Realismo anatômico, é como chamam

Sim, esquina: além das numerosas galerias que abrigam séculos das mais importantes coleções de arte do ocidente, espanta em Florença o número de estátuas, palácios e monumentos que fazem da rua um lugar de contemplação. Basta dizer que há em Florença três “Davis”. Trata-se da mais famosa estátua de Michelangelo – aquela em que o algoz de Golias acolhe a pedra sem apertá-la, ao mesmo tempo em que sua face tranquila nos remete à Justiça um momento antes dele acertar a pedrada no gigante (a estátua também é conhecida pela desproporcionalidade do pênis com relação às grandes mãos e cabeça, mas isso é de uma besteira!). São duas as réplicas de tamanho real e estão na rua para quem quiser ver: uma, diante do Palazzo Vecchio, fazendo companhia a tantas outras estátuas localizadas ao redor da Piazza della Signoria. A outra, na Piazzale Michelangelo, de onde é possível admirar também toda a cidade. No nosso caso, por sorte, admirá-la em noite de fogos. 
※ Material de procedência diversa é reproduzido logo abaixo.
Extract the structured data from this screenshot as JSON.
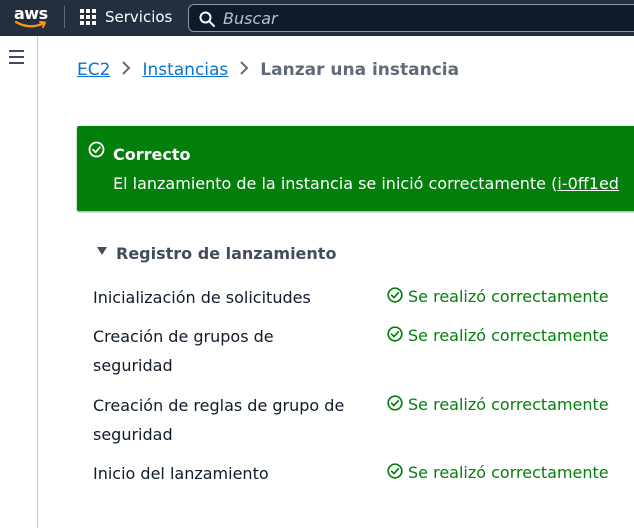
{
  "topbar": {
    "logo_text": "aws",
    "services_label": "Servicios",
    "search_placeholder": "Buscar"
  },
  "breadcrumb": {
    "items": [
      "EC2",
      "Instancias"
    ],
    "current": "Lanzar una instancia"
  },
  "flash": {
    "title": "Correcto",
    "message": "El lanzamiento de la instancia se inició correctamente (",
    "instance_link": "i-0ff1ed"
  },
  "launch_log": {
    "title": "Registro de lanzamiento",
    "steps": [
      {
        "label": "Inicialización de solicitudes",
        "status": "Se realizó correctamente"
      },
      {
        "label": "Creación de grupos de seguridad",
        "status": "Se realizó correctamente"
      },
      {
        "label": "Creación de reglas de grupo de seguridad",
        "status": "Se realizó correctamente"
      },
      {
        "label": "Inicio del lanzamiento",
        "status": "Se realizó correctamente"
      }
    ]
  },
  "colors": {
    "topbar_bg": "#232f3e",
    "link": "#0972d3",
    "success_bg": "#037f0c",
    "success_text": "#037f0c"
  },
  "icons": [
    "aws-logo",
    "grid-icon",
    "search-icon",
    "hamburger-icon",
    "chevron-right-icon",
    "check-circle-icon",
    "caret-down-icon"
  ]
}
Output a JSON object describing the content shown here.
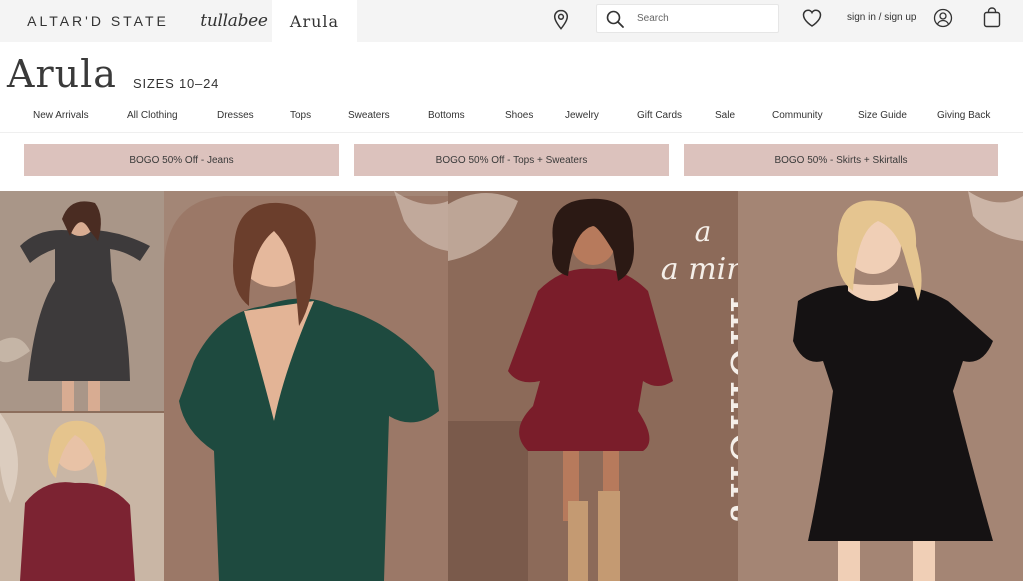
{
  "header": {
    "brands": [
      "ALTAR'D STATE",
      "tullabee",
      "Arula"
    ],
    "search_placeholder": "Search",
    "signin_label": "sign in / sign up",
    "icons": [
      "location-pin-icon",
      "search-icon",
      "heart-icon",
      "user-icon",
      "shopping-bag-icon"
    ]
  },
  "logo": {
    "name": "Arula",
    "sizes": "SIZES 10–24"
  },
  "nav": {
    "items": [
      "New Arrivals",
      "All Clothing",
      "Dresses",
      "Tops",
      "Sweaters",
      "Bottoms",
      "Shoes",
      "Jewelry",
      "Gift Cards",
      "Sale",
      "Community",
      "Size Guide",
      "Giving Back"
    ]
  },
  "promos": [
    "BOGO 50% Off - Jeans",
    "BOGO 50% Off - Tops + Sweaters",
    "BOGO 50% - Skirts + Skirtalls"
  ],
  "hero": {
    "script_text": "a mini",
    "headline": "moment"
  },
  "colors": {
    "promo_bg": "#dcc2bd",
    "topbar_bg": "#f4f4f4",
    "hero_bg": "#8c6e5c"
  }
}
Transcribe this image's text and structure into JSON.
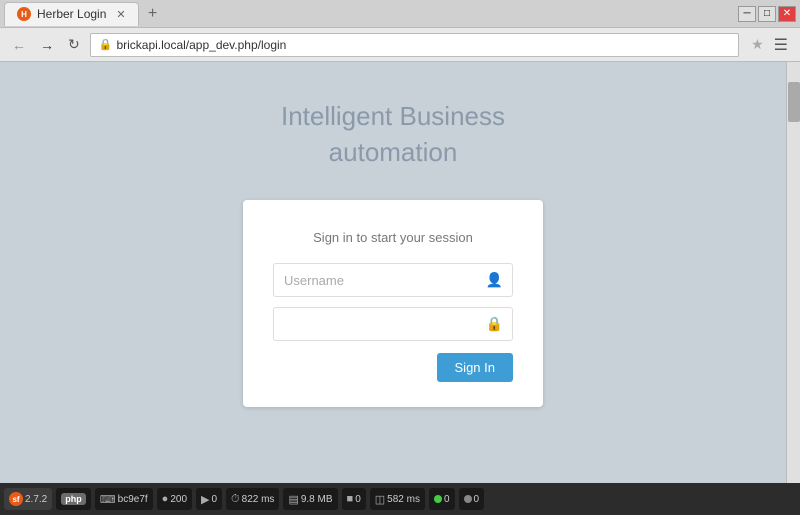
{
  "browser": {
    "tab_title": "Herber Login",
    "tab_favicon": "H",
    "url": "brickapi.local/app_dev.php/login",
    "window_controls": {
      "minimize": "─",
      "maximize": "□",
      "close": "✕"
    }
  },
  "page": {
    "headline_line1": "Intelligent Business",
    "headline_line2": "automation",
    "login_card": {
      "subtitle": "Sign in to start your session",
      "username_placeholder": "Username",
      "password_placeholder": "",
      "signin_label": "Sign In"
    }
  },
  "statusbar": {
    "sf_version": "2.7.2",
    "php_label": "php",
    "count1": "bc9e7f",
    "count2": "200",
    "count3": "0",
    "time1": "822 ms",
    "memory": "9.8 MB",
    "count4": "0",
    "time2": "582 ms",
    "count5": "0",
    "count6": "0"
  }
}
Vimos tudo isso e tanto mais enquanto passeávamos em busca de mais um gelatto sob o (forte) sol da Toscana. Já a estátua original, 5,17m de puro mármore de Carrara esculpido com primor, está bem guardada na Galleria dell’Accademia. Tão bem guardada que não conseguimos vê-la: para tal é preciso agendar entrada com dias de antecedência ou sofrer em uma das filas impiedosas formadas por uma das cidades mais turísticas de um dos países mais turísticos do mundo: Florença sozinha recebe, em média, 10 milhões de visitantes anualmente.
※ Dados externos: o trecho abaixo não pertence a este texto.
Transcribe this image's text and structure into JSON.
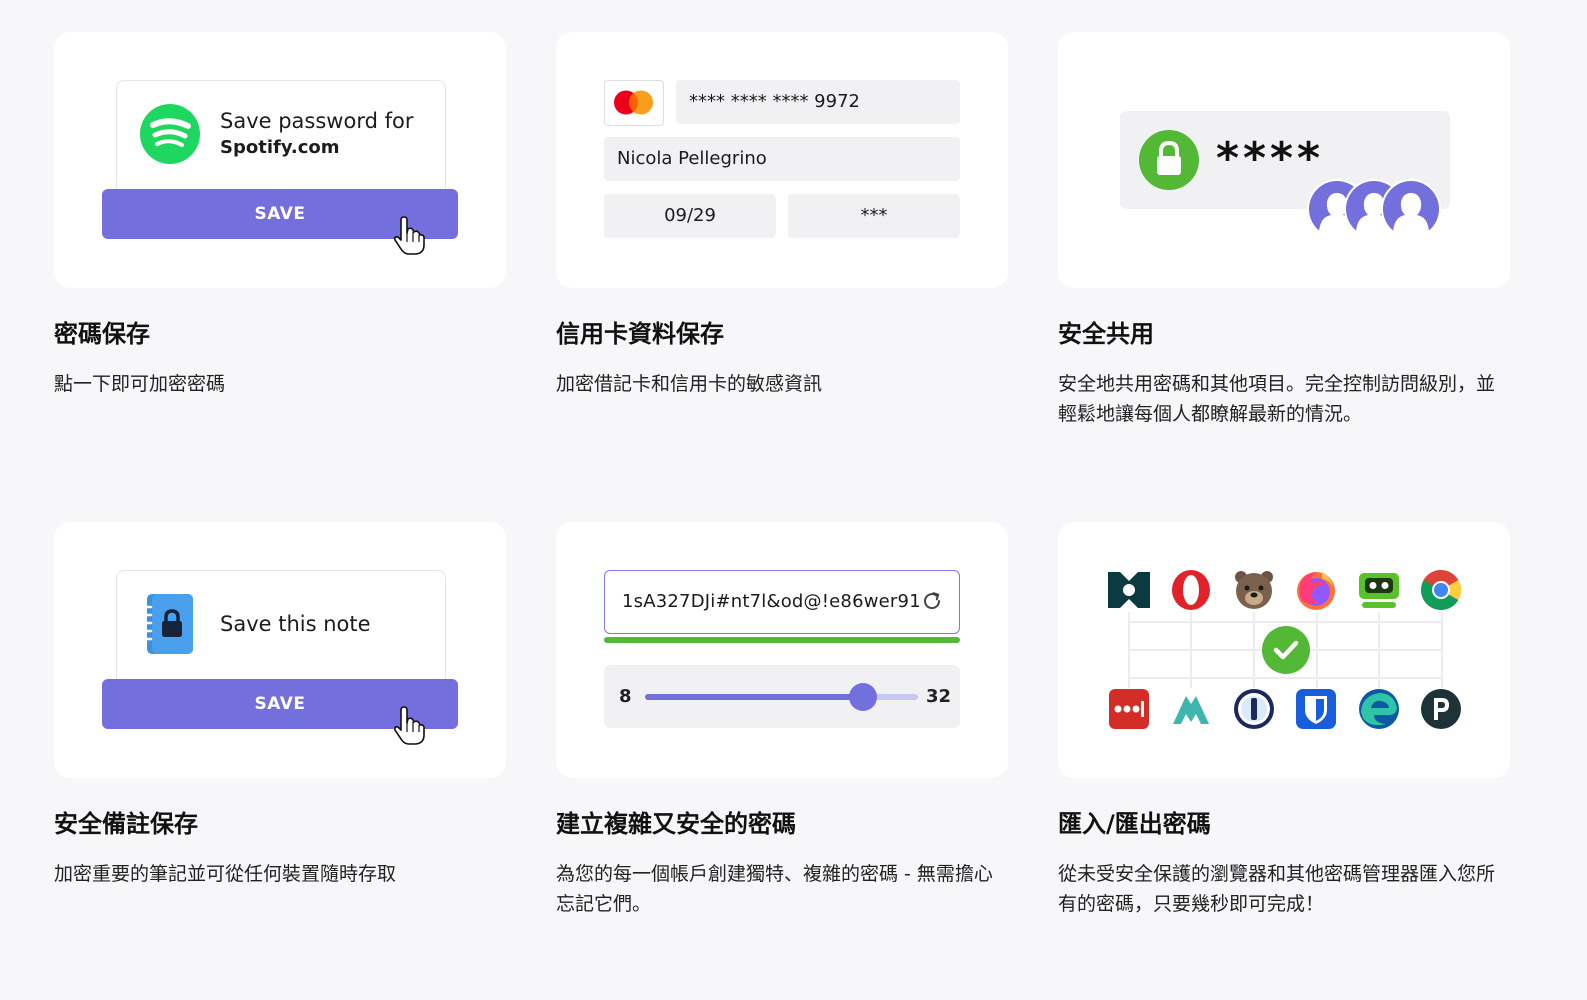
{
  "features": [
    {
      "title": "密碼保存",
      "desc": "點一下即可加密密碼",
      "popup": {
        "line1": "Save password for",
        "line2": "Spotify.com",
        "icon": "spotify-icon"
      },
      "button": "SAVE"
    },
    {
      "title": "信用卡資料保存",
      "desc": "加密借記卡和信用卡的敏感資訊",
      "card": {
        "number": "**** **** **** 9972",
        "name": "Nicola Pellegrino",
        "expiry": "09/29",
        "cvv": "***",
        "icon": "mastercard-icon"
      }
    },
    {
      "title": "安全共用",
      "desc": "安全地共用密碼和其他項目。完全控制訪問級別，並輕鬆地讓每個人都瞭解最新的情況。",
      "masked": "****",
      "icons": [
        "lock-icon",
        "user-avatar-icon",
        "user-avatar-icon",
        "user-avatar-icon"
      ]
    },
    {
      "title": "安全備註保存",
      "desc": "加密重要的筆記並可從任何裝置隨時存取",
      "popup": {
        "line1": "Save this note",
        "icon": "notebook-lock-icon"
      },
      "button": "SAVE"
    },
    {
      "title": "建立複雜又安全的密碼",
      "desc": "為您的每一個帳戶創建獨特、複雜的密碼 - 無需擔心忘記它們。",
      "generator": {
        "password": "1sA327DJi#nt7l&od@!e86wer91",
        "min": "8",
        "max": "32",
        "level": 0.8,
        "icon": "refresh-icon"
      }
    },
    {
      "title": "匯入/匯出密碼",
      "desc": "從未受安全保護的瀏覽器和其他密碼管理器匯入您所有的密碼，只要幾秒即可完成！",
      "browsers_top": [
        "dashlane-icon",
        "opera-icon",
        "roboform-icon",
        "firefox-icon",
        "robot-icon",
        "chrome-icon"
      ],
      "browsers_bottom": [
        "lastpass-icon",
        "nordpass-icon",
        "1password-icon",
        "bitwarden-icon",
        "edge-icon",
        "keeper-icon"
      ],
      "center_icon": "check-icon"
    }
  ],
  "colors": {
    "accent": "#7370dd",
    "green": "#53b836",
    "spotify": "#1ed760"
  }
}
De costas para a obra de arte

Como nós, todos podem ganhar por ali um banho de “alta cultura”, descobrir que foi baseado em mapas florentinos que Colombo vendeu seu empreendimento para achar as Américas e imaginar que, quem sabe, não fosse Dante escrever ‘A divina comédia’ em idioma vernacular estaríamos até agora penando no latim. Por ali, nada mais fácil que conhecer o Rio Arno e tirar sua foto com a Ponte Vecchia – a única que sobrou em pé depois da Segunda Guerra. Como tantas outras grandes cidades da Itália, quem gosta de comprar vai se perder entre sapatos e bolsas. Passar três dias visitando jamais será suficiente.

As maravilhas de Florença foram tantas vezes descritas, mas um hábito cada vez mais comum chamou especial atenção quando visitamos o grande Uffizi, galeria que abriga coleções de arte dos Médice: os selfies! Lá na Uffizi estão trabalhos de vários artistas famosos, incluindo a Venus de Boticceli. Chegar perto do quadro exigia uma guerra de cotovelos. Mas não porque os fãs queriam passar mais tempo admirando a obra: é que o selfie perfeito com este e outros quadros demanda tempo e muitas poses. Tantas, que os fotografados costumam deixar para ver a obra apenas nas reproduções de volta em casa! O hábito não é exclusivo de Florença, mas para os fãs de auto-retratos parece que a Venus é especial – seria pelas dimensões que facilitam o enquadramento? Merece algum estudo antropológico.

Encontros: Ponte Vecchia de Florença te leva à Bolonha!

Com Nathália e André na foto de último minuto!

Outra vez, o ponto alto da viagem não tem (boa) foto: Florença foi palco de um encontro histórico com um casal de amigos, Nathália e André. Seguimos com eles para Bolonha, breve momento recheado de boas lembranças, vinho e, claro, pizza e macarrão à bolonhesa.

Teve também filme italiano na praça sob as estrelas, com direito à Sophia Loren num engraçadíssimo streap tease para Marcello Mastroiani. Não podia ser melhor, nem mais italiano!